筆趣閣 > 無法自拔 >30.第 30 章
    清晨的陽光像是長了觸角,順着窗臺爬進來, 小小地觸碰着牀上的那隻纖細白皙的手。那隻手的手指微微蜷曲, 似是被太陽照癢,輕輕動了一下, 將手抽離了那片陽光。

    許星空把手搭在眼睛上,手背被太陽曬得暖暖的, 貼在眼眶上,溫暖漸漸滲透。最後,她睜開了眼睛。

    女人雙眸圓而清澈,帶着剛剛清醒過來的慵懶,她嫺靜小巧的臉漸漸沉沉如被窩之中,淺灰色的亞麻布料襯得她膚色更爲白皙細嫩。

    她抱着被子翻了個身,感受着身體四面八方涌上來的痠軟, 想着昨晚的事情,白嫩的臉頰漸漸塗了層粉。側眸看了一眼身旁, 男人少有的比她早起。
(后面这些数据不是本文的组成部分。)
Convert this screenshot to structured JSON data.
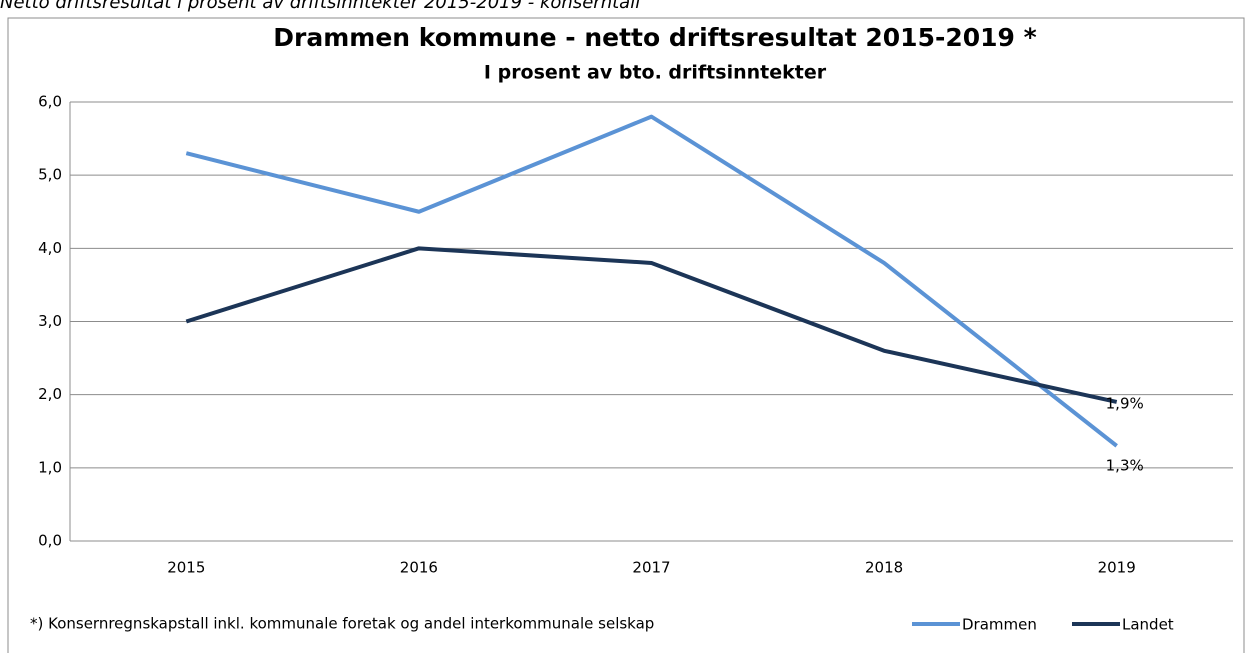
{
  "caption": "Netto driftsresultat i prosent av driftsinntekter 2015-2019 - konserntall",
  "chart_data": {
    "type": "line",
    "title": "Drammen kommune - netto driftsresultat 2015-2019 *",
    "subtitle": "I prosent av bto. driftsinntekter",
    "categories": [
      "2015",
      "2016",
      "2017",
      "2018",
      "2019"
    ],
    "series": [
      {
        "name": "Drammen",
        "color": "#5b93d5",
        "values": [
          5.3,
          4.5,
          5.8,
          3.8,
          1.3
        ],
        "value_labels": [
          null,
          null,
          null,
          null,
          "1,3%"
        ]
      },
      {
        "name": "Landet",
        "color": "#1c3557",
        "values": [
          3.0,
          4.0,
          3.8,
          2.6,
          1.9
        ],
        "value_labels": [
          null,
          null,
          null,
          null,
          "1,9%"
        ]
      }
    ],
    "ylim": [
      0,
      6
    ],
    "yticks": [
      {
        "value": 0,
        "label": "0,0"
      },
      {
        "value": 1,
        "label": "1,0"
      },
      {
        "value": 2,
        "label": "2,0"
      },
      {
        "value": 3,
        "label": "3,0"
      },
      {
        "value": 4,
        "label": "4,0"
      },
      {
        "value": 5,
        "label": "5,0"
      },
      {
        "value": 6,
        "label": "6,0"
      }
    ],
    "grid": true,
    "footnote": "*) Konsernregnskapstall  inkl. kommunale foretak og andel interkommunale selskap",
    "legend": "bottom-right"
  }
}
許星空擡眼看了一眼窗外,聽到了客廳裏傳來的泠泠鋼琴聲。

    許星空眼眸微微一亮, 她起身先開被子,細密的麻料摩挲着皮膚, 許星空將手邊白色的睡袍拿了過來。寬大的睡袍將她全部包裹住,她繫好腰間鬆垮的帶子, 準備下樓時, 擡眼看到了她牀頭掛着的一抹紅。

    那是一隻肥嘟嘟的聖誕老人襪子, 襪子最上面是織起的一片白雪, 下面是聖誕樹的綠,再往下是一隻戴着紅色帽子的聖誕老人。聖誕老人是凸起的小布偶,懷裏還抱着一隻更小的馴鹿布偶。

    整隻襪子是用棉線織成的,看着很是精美,也很q,像是哄小朋友玩兒的。

    許星空雙脣微動,看着襪子胖嘟嘟的肚子,她伸出手,將襪子拿了過來。

    襪子裏裝着東西,沉甸甸的。

    右手拿着襪子,張開左手在襪口處接着,許星空小心地將襪子一抖,一個黑乎乎圓滾滾的東西從襪口裏滾了出來。許星空看着手裏的東西,雙眸微微一張。

    是一枚陶壎。

    這枚陶壎是用黑陶製作的,十孔壎,周身黑得發亮,前面的位置鏤刻了石器時代的鳳凰圖騰,背面雙孔上,用象形文字寫了兩個字。

    看那文字的形狀,像是“星空”

    許星空回味半晌,眼睫微微一顫,拿着陶壎跑下了樓。

    在她下樓時,樓下的鋼琴聲漸漸清晰了,能聽得清楚連貫的曲子,透着古典音樂的雅緻經典。許星空小跑下樓梯,輕喘着擡頭看向窗邊,停住了腳步。

    落地窗打開,慷慨地容納下了窗外的清風與朝陽。海風帶着窗邊白色的紗簾,輕掃在了陽光下熠熠發光的鋼琴上。

    男人坐在琴前,後背挺直,琴凳邊拉長的黑影將陽光一劈爲二。他的背影修長挺拔,在陽光下迎風而立,如豎在那裏的一根玉蕭,高潔無暇。他的手指在黑白鍵盤上翻飛,似乎是聽到了腳步聲,鋼琴聲戛然而止。

    懷荊身體一側,擡眸看向了樓梯前。陽光將他的臉照得透明,俊逸精緻的五官似乎只有那淺褐色的雙眸和殷紅的雙脣能背看得真切些。他眉眼如玉,脣角勾着笑,溫潤如畫。

    許星空的呼吸微微一滯。

    “吵醒你了”男人聲音低沉,伸手遮了遮陽,舉手投足間,都帶着些慵懶。

    “沒有。”許星空搖頭,手中冰涼的陶壎讓她回了神,她對上懷荊的視線,問道:“這是你給我的麼”

    說話間,許星空走到了懷荊身邊。

    女人手上安安靜靜躺着一枚黑土陶壎,將她的手指襯得更加秀麗,懷荊眸光一動,他擡眸看着她,說:“聖誕老人給你的。”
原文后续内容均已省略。